Stochastic Runge–Kutta Schemes for Discretization of Hysteretic Models

Abstract

The need to produce numerical solutions of stochastic differential equations (SDE) is present in problems arising in many areas. This is the case in Seismic Engineering where hysteretic models are used (see Wan et al., Soil Dyn Earthquake Eng 21:75–81, 2001 for an example of a problem involving a bridge column). The simulation of the solutions of these nonlinear equations is based on a discretization scheme.

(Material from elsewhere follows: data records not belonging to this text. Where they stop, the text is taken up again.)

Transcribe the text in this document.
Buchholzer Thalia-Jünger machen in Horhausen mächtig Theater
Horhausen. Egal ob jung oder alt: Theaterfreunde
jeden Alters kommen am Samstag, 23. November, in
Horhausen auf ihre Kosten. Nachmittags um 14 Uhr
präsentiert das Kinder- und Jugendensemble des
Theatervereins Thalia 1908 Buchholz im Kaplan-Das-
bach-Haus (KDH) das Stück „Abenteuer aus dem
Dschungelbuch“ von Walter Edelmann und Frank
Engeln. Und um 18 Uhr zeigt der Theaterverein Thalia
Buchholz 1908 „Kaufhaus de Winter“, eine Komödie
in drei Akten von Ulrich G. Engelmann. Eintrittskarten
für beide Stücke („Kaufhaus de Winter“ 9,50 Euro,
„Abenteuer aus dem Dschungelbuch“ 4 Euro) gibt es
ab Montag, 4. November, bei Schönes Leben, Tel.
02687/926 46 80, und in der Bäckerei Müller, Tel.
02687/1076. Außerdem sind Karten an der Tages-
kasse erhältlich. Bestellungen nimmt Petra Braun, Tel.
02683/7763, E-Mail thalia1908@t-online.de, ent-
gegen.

In the study of hysteretic models subjected to Gaussian white noise, we aim to compare the response obtained by using two schemes in the discretization of the SDE, in terms of the second statistical moments of the displacement, with that obtained from solving numerically the ODE system satisfied by the moments that arises after the use of adapted Monte Carlo simulation. We analyze the single degree of freedom Noori–Baber–Wen model for different values of (a) the parameters of the nonlinearity coefficient, (b) the parameters that characterize the type of hysteresis, (c) the parameters that take into account with the degradation effect of resistance, stiffness, and the pinching effect. We conclude that when the discretization step is small, the estimates of the second moment are similar in both schemes meaning that the choice between the weakly convergency schemes is irrelevant. However the solutions obtained by using the Runge–Kutta schemes are different from those obtained by approximately solving the equations of the moments. This difference is more relevant in situations where the allowed contribution of the dissipated energy is larger.